BUTTE — After months of uncertainty, the staff at Career Futures in Uptown Butte learned the nonprofit will dissolve in June after helping to put people to work and set people on career paths in Butte and in southwest Montana for the past 40 years.
"We do wonderful work in the six counties that we serve in southwest Montana, and this is an incredibly sad moment that this work is not going to be completed," says Sarah DeMoney, executive director of Career Futures Inc.
DeMoney says the company will end service to clients in the middle of May and dissolve in June following a decision by the Montana Department of Health and Human Services to switch to Maximus—a for-profit, out-of-state organization—to handle requirements for those receiving public assistance for TANF and SNAP programs.
"We were able to help hundreds of people in the last couple of years get through college, make through training...Southwest Montana’s workforce development has been growing and now we’re out of that and it is incredibly sad for us," says DeMoney.
DeMoney says Career Futures' in-person, hands-on business model approach simply did not fit with the state’s new model that will only offer in-person services to places deemed urban.
The new model will focus on online servicing which has drawn criticism from DeMoney and several state leaders who wonder how people in rural areas with notoriously bad internet access will fare with the new system.

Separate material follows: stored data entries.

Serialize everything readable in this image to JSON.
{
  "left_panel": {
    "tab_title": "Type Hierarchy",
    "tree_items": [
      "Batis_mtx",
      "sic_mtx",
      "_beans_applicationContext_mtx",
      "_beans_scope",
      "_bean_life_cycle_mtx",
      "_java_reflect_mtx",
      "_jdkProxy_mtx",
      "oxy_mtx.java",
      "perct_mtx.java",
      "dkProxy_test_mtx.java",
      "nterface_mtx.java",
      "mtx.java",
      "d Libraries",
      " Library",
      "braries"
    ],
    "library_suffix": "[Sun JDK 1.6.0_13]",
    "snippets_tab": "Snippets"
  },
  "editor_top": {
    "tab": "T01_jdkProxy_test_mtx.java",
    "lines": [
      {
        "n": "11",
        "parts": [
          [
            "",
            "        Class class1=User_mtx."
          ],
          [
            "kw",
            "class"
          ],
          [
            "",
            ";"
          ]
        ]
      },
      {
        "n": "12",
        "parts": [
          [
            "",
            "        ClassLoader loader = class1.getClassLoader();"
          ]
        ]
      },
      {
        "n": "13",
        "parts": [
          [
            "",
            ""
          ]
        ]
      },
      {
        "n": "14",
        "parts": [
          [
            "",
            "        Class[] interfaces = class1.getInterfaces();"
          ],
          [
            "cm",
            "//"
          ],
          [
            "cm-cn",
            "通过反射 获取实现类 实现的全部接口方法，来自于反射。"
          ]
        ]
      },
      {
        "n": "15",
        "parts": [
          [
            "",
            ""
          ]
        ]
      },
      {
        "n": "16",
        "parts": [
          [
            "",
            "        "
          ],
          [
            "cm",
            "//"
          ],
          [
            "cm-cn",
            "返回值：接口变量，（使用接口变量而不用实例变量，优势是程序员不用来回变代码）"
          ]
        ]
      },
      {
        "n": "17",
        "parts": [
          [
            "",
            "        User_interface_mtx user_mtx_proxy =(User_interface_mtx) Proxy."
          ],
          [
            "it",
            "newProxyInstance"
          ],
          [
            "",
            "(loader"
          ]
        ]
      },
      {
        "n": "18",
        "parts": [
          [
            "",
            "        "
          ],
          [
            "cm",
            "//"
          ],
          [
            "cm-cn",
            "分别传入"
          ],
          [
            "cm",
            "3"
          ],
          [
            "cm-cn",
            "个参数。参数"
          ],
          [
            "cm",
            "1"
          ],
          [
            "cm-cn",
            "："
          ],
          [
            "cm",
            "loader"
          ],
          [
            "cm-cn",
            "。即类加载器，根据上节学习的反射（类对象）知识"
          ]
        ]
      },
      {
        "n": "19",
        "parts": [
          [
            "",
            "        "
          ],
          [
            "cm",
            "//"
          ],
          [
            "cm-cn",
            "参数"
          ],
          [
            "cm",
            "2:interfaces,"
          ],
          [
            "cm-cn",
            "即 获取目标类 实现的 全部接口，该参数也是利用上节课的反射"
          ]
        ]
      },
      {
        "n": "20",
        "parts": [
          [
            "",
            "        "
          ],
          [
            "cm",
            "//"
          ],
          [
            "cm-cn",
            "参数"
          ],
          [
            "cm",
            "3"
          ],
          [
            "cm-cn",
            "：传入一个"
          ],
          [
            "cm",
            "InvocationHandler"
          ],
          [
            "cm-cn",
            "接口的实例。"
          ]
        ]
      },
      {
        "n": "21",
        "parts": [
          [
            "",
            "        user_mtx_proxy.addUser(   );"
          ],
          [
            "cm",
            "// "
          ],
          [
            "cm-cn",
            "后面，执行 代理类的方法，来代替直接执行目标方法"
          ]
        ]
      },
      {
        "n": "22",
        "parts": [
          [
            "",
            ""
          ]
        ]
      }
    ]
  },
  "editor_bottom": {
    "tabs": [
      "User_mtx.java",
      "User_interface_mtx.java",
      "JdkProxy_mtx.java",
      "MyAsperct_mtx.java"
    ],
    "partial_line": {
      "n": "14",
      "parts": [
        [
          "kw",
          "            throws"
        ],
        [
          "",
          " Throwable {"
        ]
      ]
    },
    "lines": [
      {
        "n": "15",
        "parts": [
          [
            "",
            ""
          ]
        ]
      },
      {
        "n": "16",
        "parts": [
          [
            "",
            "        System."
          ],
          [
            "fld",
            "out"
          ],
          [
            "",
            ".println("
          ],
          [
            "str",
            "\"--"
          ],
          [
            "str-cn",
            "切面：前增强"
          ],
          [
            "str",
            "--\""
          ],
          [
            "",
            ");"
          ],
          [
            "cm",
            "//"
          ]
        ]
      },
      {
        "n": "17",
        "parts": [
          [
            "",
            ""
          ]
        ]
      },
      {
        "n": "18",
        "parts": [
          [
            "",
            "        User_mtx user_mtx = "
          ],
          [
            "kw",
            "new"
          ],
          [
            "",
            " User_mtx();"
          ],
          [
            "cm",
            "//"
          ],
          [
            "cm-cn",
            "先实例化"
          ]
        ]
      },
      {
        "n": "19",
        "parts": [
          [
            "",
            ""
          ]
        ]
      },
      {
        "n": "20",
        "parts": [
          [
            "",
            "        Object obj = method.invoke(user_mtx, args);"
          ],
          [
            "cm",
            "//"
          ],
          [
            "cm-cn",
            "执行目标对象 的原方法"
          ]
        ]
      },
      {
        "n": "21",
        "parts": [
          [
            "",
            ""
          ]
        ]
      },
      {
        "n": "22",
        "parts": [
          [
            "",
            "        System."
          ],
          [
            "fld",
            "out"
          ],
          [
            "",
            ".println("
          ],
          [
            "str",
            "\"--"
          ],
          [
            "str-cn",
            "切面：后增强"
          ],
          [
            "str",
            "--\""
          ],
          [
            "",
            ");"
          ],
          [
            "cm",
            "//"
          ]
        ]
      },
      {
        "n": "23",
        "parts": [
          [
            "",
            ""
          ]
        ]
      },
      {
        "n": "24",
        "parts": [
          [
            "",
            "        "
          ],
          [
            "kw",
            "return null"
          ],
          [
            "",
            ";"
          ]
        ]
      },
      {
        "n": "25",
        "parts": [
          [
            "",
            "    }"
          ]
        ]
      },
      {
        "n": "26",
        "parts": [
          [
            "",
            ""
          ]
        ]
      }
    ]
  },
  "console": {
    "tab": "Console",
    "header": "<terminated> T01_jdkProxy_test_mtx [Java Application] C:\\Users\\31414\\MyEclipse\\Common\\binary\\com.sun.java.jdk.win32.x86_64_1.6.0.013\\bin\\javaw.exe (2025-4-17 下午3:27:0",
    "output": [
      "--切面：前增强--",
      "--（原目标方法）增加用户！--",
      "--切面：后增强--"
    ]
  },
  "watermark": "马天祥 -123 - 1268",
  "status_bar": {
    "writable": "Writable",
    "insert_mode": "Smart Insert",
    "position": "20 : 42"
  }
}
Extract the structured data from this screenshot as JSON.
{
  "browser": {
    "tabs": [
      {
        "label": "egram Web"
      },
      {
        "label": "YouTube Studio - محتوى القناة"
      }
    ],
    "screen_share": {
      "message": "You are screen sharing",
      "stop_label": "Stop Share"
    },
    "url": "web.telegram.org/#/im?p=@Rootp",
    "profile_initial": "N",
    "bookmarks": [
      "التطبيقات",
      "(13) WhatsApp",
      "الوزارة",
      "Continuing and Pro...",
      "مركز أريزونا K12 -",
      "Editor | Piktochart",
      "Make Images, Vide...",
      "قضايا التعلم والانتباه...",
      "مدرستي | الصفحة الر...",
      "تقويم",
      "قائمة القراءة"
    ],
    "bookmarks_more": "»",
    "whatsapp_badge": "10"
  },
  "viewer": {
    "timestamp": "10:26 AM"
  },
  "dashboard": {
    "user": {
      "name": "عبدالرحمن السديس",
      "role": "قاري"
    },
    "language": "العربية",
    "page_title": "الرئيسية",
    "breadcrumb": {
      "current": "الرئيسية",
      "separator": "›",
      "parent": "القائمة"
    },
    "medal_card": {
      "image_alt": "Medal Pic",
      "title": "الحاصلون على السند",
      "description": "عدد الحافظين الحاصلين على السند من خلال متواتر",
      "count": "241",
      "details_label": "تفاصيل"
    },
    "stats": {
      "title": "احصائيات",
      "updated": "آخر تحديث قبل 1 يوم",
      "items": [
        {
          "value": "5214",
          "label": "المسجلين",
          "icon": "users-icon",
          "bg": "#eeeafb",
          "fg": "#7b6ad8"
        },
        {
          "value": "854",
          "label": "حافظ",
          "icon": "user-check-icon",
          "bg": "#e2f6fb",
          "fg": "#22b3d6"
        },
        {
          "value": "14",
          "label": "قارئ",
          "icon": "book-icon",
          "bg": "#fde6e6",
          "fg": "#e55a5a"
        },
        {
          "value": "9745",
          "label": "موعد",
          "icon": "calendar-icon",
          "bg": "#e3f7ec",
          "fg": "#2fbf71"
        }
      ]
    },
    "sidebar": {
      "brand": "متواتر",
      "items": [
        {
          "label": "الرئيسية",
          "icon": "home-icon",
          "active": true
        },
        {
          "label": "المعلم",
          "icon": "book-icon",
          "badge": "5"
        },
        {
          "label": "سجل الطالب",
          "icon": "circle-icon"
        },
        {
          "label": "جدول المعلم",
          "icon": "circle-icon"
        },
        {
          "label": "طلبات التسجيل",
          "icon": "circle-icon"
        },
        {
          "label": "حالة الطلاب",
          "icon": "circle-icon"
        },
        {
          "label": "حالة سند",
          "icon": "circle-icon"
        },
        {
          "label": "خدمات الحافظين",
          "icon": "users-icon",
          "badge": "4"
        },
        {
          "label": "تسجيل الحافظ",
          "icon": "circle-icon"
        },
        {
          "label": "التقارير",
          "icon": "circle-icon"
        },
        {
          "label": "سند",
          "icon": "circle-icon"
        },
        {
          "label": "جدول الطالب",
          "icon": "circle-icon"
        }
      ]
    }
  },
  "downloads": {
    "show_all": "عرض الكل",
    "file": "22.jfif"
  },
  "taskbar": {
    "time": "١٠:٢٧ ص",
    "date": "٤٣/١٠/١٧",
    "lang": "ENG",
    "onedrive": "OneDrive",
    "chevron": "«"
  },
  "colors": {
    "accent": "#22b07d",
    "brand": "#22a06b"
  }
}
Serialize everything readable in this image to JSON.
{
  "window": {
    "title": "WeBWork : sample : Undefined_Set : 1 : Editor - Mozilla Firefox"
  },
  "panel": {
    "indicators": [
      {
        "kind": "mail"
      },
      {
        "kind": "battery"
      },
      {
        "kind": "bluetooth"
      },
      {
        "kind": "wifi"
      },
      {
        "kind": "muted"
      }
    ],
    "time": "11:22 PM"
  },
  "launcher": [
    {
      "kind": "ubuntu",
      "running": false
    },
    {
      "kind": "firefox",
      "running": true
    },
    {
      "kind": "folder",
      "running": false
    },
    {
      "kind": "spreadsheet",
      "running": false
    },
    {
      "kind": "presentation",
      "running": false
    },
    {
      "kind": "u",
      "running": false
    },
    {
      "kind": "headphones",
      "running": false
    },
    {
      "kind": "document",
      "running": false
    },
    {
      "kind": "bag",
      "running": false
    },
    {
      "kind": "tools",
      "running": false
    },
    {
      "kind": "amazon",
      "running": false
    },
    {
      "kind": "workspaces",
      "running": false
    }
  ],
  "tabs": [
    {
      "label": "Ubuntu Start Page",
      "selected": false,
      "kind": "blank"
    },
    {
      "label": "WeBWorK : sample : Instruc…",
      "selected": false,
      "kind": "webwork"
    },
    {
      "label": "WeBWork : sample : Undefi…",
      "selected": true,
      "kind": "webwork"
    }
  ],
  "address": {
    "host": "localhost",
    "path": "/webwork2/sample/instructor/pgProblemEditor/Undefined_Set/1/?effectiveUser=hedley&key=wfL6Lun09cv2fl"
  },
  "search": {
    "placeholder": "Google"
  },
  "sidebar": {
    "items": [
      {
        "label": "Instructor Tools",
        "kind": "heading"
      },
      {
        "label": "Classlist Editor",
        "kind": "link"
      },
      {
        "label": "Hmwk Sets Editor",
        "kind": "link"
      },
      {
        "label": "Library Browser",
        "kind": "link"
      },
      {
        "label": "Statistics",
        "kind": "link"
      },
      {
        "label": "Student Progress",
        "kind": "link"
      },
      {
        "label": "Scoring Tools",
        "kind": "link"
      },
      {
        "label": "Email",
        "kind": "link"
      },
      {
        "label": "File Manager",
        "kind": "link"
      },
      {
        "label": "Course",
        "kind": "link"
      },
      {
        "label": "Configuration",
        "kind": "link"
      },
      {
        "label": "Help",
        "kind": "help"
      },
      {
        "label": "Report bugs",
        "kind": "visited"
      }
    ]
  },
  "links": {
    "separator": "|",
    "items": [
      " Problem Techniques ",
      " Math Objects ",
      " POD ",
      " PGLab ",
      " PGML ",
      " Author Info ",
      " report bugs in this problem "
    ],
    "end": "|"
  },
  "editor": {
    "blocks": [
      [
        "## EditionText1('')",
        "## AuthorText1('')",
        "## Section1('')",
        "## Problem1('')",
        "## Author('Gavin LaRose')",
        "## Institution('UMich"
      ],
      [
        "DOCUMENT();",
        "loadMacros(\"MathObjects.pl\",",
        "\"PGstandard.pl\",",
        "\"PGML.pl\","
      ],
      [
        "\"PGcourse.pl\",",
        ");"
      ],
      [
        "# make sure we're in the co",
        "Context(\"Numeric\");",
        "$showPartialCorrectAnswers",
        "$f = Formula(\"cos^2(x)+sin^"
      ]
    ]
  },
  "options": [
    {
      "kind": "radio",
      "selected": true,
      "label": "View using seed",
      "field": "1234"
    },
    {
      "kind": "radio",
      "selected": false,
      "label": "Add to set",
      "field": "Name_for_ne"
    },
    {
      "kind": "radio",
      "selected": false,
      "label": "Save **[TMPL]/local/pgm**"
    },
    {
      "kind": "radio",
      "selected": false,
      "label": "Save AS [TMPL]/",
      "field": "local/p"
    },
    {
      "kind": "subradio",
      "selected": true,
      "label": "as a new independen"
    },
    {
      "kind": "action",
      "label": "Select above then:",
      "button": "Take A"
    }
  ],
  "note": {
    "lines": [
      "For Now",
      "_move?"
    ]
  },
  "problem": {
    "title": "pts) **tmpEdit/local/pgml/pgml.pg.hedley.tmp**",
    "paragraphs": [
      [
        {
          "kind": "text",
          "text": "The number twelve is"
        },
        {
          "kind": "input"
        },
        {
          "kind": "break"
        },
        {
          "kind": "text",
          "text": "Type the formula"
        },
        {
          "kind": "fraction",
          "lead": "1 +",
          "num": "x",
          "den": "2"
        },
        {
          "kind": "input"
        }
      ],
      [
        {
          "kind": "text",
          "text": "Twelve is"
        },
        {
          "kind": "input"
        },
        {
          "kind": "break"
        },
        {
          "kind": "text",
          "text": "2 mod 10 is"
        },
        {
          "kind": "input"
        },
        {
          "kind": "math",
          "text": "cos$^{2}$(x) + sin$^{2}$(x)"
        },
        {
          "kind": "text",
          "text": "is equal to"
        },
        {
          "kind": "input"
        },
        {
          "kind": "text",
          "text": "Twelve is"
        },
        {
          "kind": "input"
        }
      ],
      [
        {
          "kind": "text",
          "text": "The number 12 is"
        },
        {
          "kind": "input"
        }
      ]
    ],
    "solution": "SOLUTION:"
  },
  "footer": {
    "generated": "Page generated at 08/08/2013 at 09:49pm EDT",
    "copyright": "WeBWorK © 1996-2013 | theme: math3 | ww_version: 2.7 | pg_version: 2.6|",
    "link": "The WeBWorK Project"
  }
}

DeMoney and her employees also worry that the new model puts profits over people.
"With a nonprofit, we are not out to make money. It’s all about, you know, what our clients need and we want them to survive and thrive and meet their goals," says Heather Carlson, the fiscal officer at Career Futures.
Carlson has a long background in working with for-profit organizations prior to joining the nonprofit Career Futures Inc. She worries about current clients being treated as numbers.
"You know, our clients, they’re just like you and me. They’re not a client number to us and I guess I’m just hoping it is a smooth transition for them and that they’re treated as a client and not just a client number," says Carlson.